Par la qualité des auteurs reconnus pour leur grande expérience clinique, et par l'intérêt majeur des travaux présentés dans ce livre, celui-ci est aussi une réponse à ceux qui remettent en cause la spécificité et la légitimité de l'approche psychanalytique des autismes.

Jean-Michel Carbunar
Géraldine Cerf de Dudzeele
Alexandra Colinet
Tristan Garoa-Fons
Françoise Guillaumard
Geneviève Haag
Chantal Lheureux Davidse

Extrait de Autismes, transferts et langage

L'ouvert de la rencontre entre autistes et psychanalystes
TRISTAN GARCIA-FONS

Témoigner de nos pratiques cliniques de psychanalystes avec des sujets présentant un syndrome autistique suppose aujourd'hui un préalable : tenter de nous extraire du discours ambiant sur l'autisme, qui brouille la réflexion, voire interdit de penser notre rencontre avec ceux que l'on dit autistes.
«La psychanalyse» est frontalement attaquée comme une théorie et une pratique - comme si elles étaient uniques - et est désignée comme coupable des maux dont souffrent les autistes et leurs parents qu'elle culpabiliserait abusivement.

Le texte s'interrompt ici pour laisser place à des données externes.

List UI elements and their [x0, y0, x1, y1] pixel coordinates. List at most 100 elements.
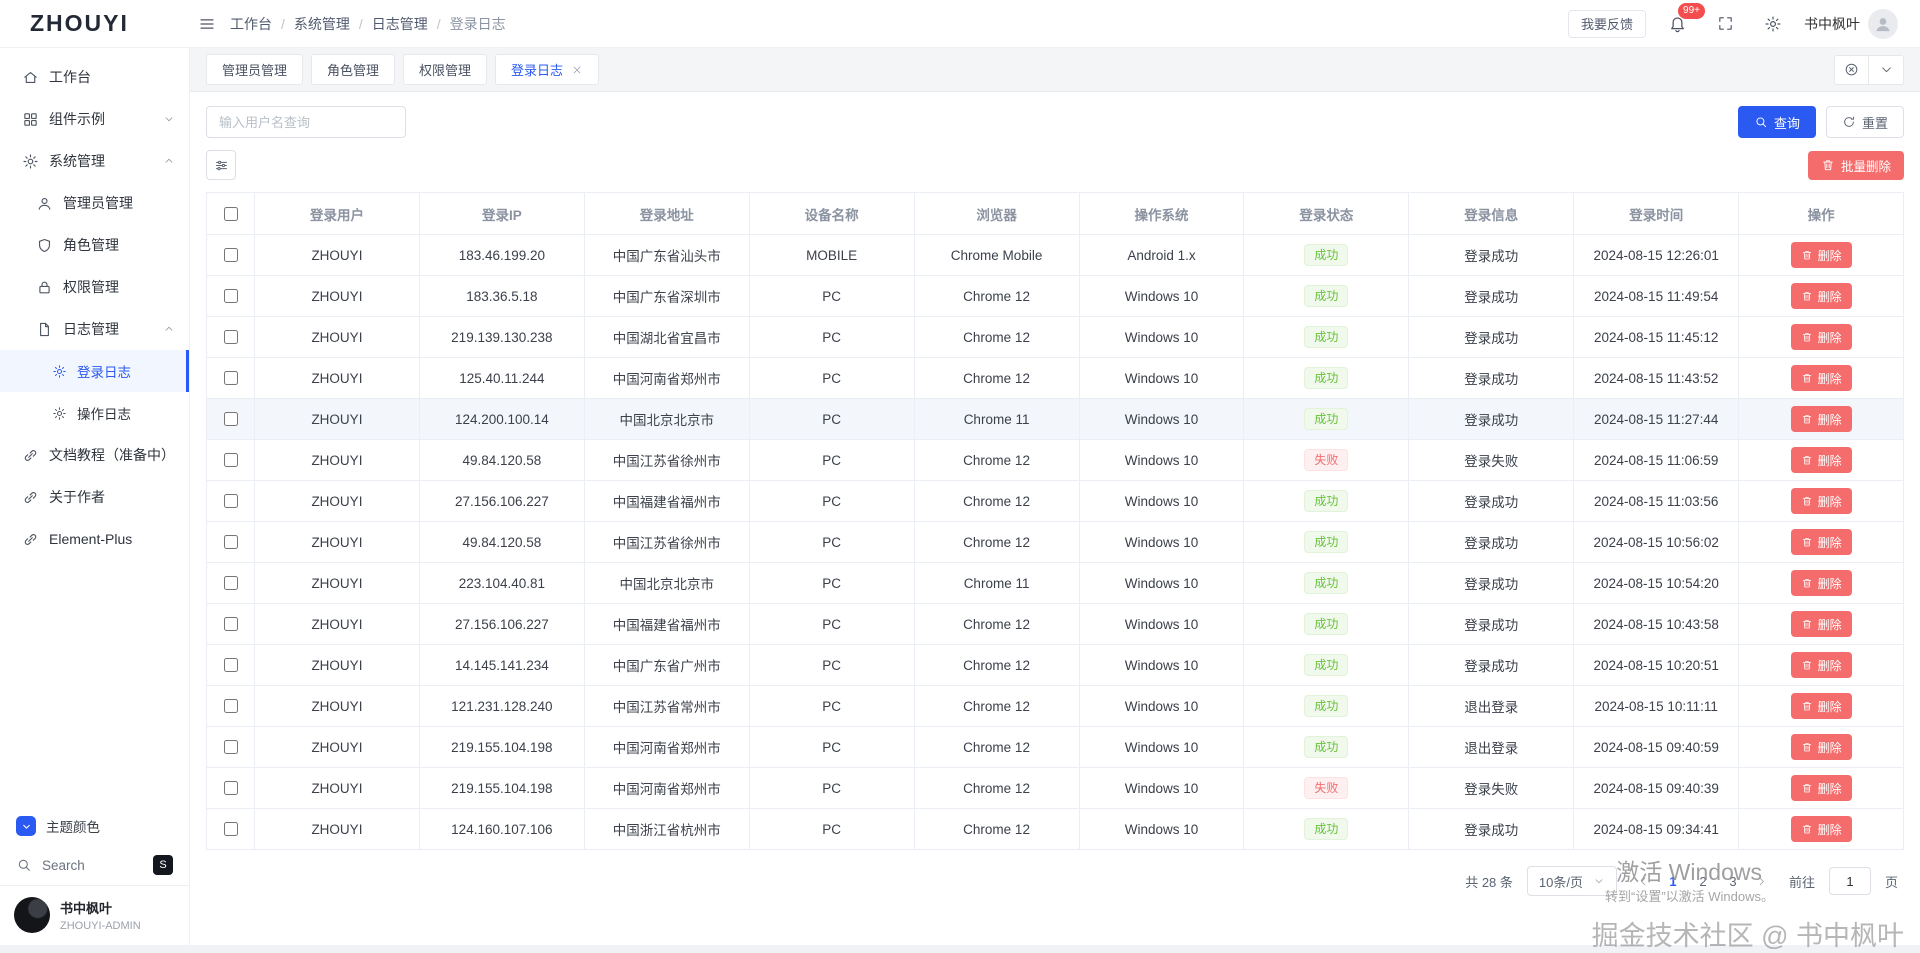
delete-button[interactable]: 删除	[1790, 816, 1852, 842]
breadcrumb-item-workbench[interactable]: 工作台	[230, 14, 294, 34]
theme-color-button[interactable]: 主题颜色	[0, 807, 189, 845]
document-icon	[36, 321, 53, 338]
tab-admin-management[interactable]: 管理员管理	[206, 54, 304, 85]
user-menu[interactable]: 书中枫叶	[1804, 8, 1898, 39]
tab-login-log[interactable]: 登录日志	[495, 54, 600, 85]
sidebar-item-about-author[interactable]: 关于作者	[0, 476, 189, 518]
goto-page-input[interactable]	[1828, 867, 1871, 895]
page-number-1[interactable]: 1	[1659, 867, 1687, 895]
cell-browser: Chrome 12	[915, 358, 1080, 398]
page-size-value: 10条/页	[1538, 874, 1583, 890]
cell-login-status: 失败	[1244, 768, 1410, 808]
fullscreen-button[interactable]	[1708, 7, 1742, 41]
delete-button[interactable]: 删除	[1790, 488, 1852, 514]
row-checkbox[interactable]	[224, 371, 238, 385]
delete-button[interactable]: 删除	[1790, 529, 1852, 555]
status-badge: 失败	[1304, 449, 1349, 471]
close-other-tabs-button[interactable]	[1835, 55, 1869, 84]
sidebar-user-card[interactable]: 书中枫叶 ZHOUYI-ADMIN	[0, 885, 189, 937]
page-size-select[interactable]: 10条/页	[1526, 866, 1617, 896]
feedback-button[interactable]: 我要反馈	[1567, 9, 1646, 38]
sidebar-item-permission-management[interactable]: 权限管理	[0, 266, 189, 308]
table-row: ZHOUYI 27.156.106.227 中国福建省福州市 PC Chrome…	[207, 481, 1903, 522]
column-header-device-name: 设备名称	[750, 193, 915, 234]
menu-label: 角色管理	[63, 237, 119, 253]
settings-button[interactable]	[1756, 7, 1790, 41]
row-checkbox[interactable]	[224, 412, 238, 426]
row-checkbox[interactable]	[224, 289, 238, 303]
tab-role-management[interactable]: 角色管理	[311, 54, 396, 85]
cell-os: Windows 10	[1080, 522, 1245, 562]
sidebar-item-role-management[interactable]: 角色管理	[0, 224, 189, 266]
sidebar-item-login-log[interactable]: 登录日志	[0, 350, 189, 392]
page-number-3[interactable]: 3	[1719, 867, 1747, 895]
cell-login-ip: 121.231.128.240	[420, 686, 585, 726]
tabs-menu-button[interactable]	[1869, 56, 1903, 84]
delete-button[interactable]: 删除	[1790, 775, 1852, 801]
cell-login-status: 成功	[1244, 276, 1410, 316]
sidebar-item-element-plus[interactable]: Element-Plus	[0, 518, 189, 560]
sidebar-item-operation-log[interactable]: 操作日志	[0, 392, 189, 434]
delete-button[interactable]: 删除	[1790, 447, 1852, 473]
chevron-up-icon	[163, 155, 175, 167]
delete-button[interactable]: 删除	[1790, 283, 1852, 309]
page-number-2[interactable]: 2	[1689, 867, 1717, 895]
sidebar-item-workbench[interactable]: 工作台	[0, 56, 189, 98]
cell-login-address: 中国江苏省常州市	[585, 686, 750, 726]
chevron-up-icon	[163, 323, 175, 335]
row-checkbox[interactable]	[224, 740, 238, 754]
trash-icon	[1801, 536, 1813, 548]
notification-badge: 99+	[1677, 1, 1706, 20]
tab-permission-management[interactable]: 权限管理	[403, 54, 488, 85]
close-icon[interactable]	[571, 64, 583, 76]
sidebar-item-system-management[interactable]: 系统管理	[0, 140, 189, 182]
select-all-checkbox[interactable]	[224, 206, 238, 221]
delete-button[interactable]: 删除	[1790, 406, 1852, 432]
tab-label: 权限管理	[419, 63, 472, 78]
delete-button[interactable]: 删除	[1790, 611, 1852, 637]
sidebar-collapse-button[interactable]	[190, 7, 224, 41]
row-checkbox[interactable]	[224, 494, 238, 508]
cell-os: Windows 10	[1080, 768, 1245, 808]
row-checkbox[interactable]	[224, 248, 238, 262]
sidebar-item-log-management[interactable]: 日志管理	[0, 308, 189, 350]
delete-button[interactable]: 删除	[1790, 242, 1852, 268]
delete-button[interactable]: 删除	[1790, 734, 1852, 760]
row-checkbox[interactable]	[224, 658, 238, 672]
tabs-actions	[1834, 54, 1904, 85]
breadcrumb-item-log[interactable]: 日志管理	[372, 14, 450, 34]
row-checkbox[interactable]	[224, 453, 238, 467]
cell-os: Windows 10	[1080, 809, 1245, 849]
delete-button[interactable]: 删除	[1790, 652, 1852, 678]
reset-button[interactable]: 重置	[1825, 106, 1904, 138]
row-checkbox[interactable]	[224, 781, 238, 795]
sidebar-search-button[interactable]: Search S	[0, 845, 189, 885]
trash-icon	[1801, 372, 1813, 384]
row-checkbox[interactable]	[224, 330, 238, 344]
username-search-input[interactable]	[206, 106, 406, 138]
query-button[interactable]: 查询	[1737, 106, 1816, 138]
app-logo[interactable]: ZHOUYI	[0, 10, 190, 37]
row-checkbox[interactable]	[224, 617, 238, 631]
row-checkbox[interactable]	[224, 822, 238, 836]
sidebar-item-components[interactable]: 组件示例	[0, 98, 189, 140]
prev-page-button[interactable]	[1631, 867, 1657, 895]
notifications-button[interactable]: 99+	[1660, 1, 1706, 41]
search-icon	[16, 857, 32, 873]
next-page-button[interactable]	[1749, 867, 1775, 895]
row-checkbox[interactable]	[224, 535, 238, 549]
delete-button[interactable]: 删除	[1790, 365, 1852, 391]
breadcrumb-item-system[interactable]: 系统管理	[294, 14, 372, 34]
delete-button[interactable]: 删除	[1790, 570, 1852, 596]
cell-device-name: PC	[750, 768, 915, 808]
sidebar-user-name: 书中枫叶	[60, 901, 113, 916]
row-checkbox[interactable]	[224, 576, 238, 590]
delete-button[interactable]: 删除	[1790, 324, 1852, 350]
column-filter-button[interactable]	[206, 150, 236, 180]
sidebar-item-admin-management[interactable]: 管理员管理	[0, 182, 189, 224]
delete-button[interactable]: 删除	[1790, 693, 1852, 719]
batch-delete-button[interactable]: 批量删除	[1807, 150, 1904, 180]
row-checkbox[interactable]	[224, 699, 238, 713]
refresh-icon	[1842, 115, 1856, 129]
sidebar-item-docs[interactable]: 文档教程（准备中）	[0, 434, 189, 476]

Cette croisade est menée par des parents que le désarroi et le manque de structures d'accueil adaptées ont transformé en militants de petites associations - qui sont loin de représenter l'ensemble des familles aujourd'hui accompagnées par les équipes, ni toutes les associations de parents ou d'usagers -qui exercent un lobbying extrêmement efficace auprès du pouvoir politique et des médias. Ceux-ci reprennent leur rhétorique dogmatique implacable sans discernement ni prudence. Nous avons affaire au développement d'un discours sur l'autisme, à une fabrique de l'autisme : l'autisme comme «handicap neurodéveloppemental», l'autisme comme catégorie du DSM5, sous le terme de TSA (trouble du spectre autistique), l'autisme relevant d'une prise en charge cognitivo-comportementaliste exclusive; bref, à une invention de l'autisme comme vérité unique. Ce que vise la diatribe antipsychanalytique ne concerne pas tant la psychanalyse elle-même (dont les apports et les pratiques effectives demeurent massivement ignorés) que toute approche qui prend en compte l'existence du fait psychique. Ce qui est visé, en particulier, c'est une pédopsychiatrie qui intègre les hypothèses psychopathologiques, psychodynamiques, et les apports des autres approches (éducatives, cognitives, etc.) ; qui s'attache à la clinique du sujet et de la relation ; qui tente de proposer des stratégies thérapeutiques dès la période néonatale et qui se trouve aujourd'hui délégitimée par les préconisations et les discours officiels. Ce contexte violemment polémique, voire parfois haineux, produit des effets de sidération sur les équipes de professionnels, dont les pratiques ont pourtant beaucoup évolué depuis une quinzaine d'années, notamment à l'égard des parents et dans la prise en compte des apports cognitivistes, neuroscientifiques et génétiques. Il importe alors de faire le point sur ce qu'il en est vraiment des approches psychanalytiques de l'autisme ou plutôt des autismes, si l'on considère les différentes configurations cliniques autistiques; et, dans cette perspective, il me semble nécessaire de proposer quelques repères.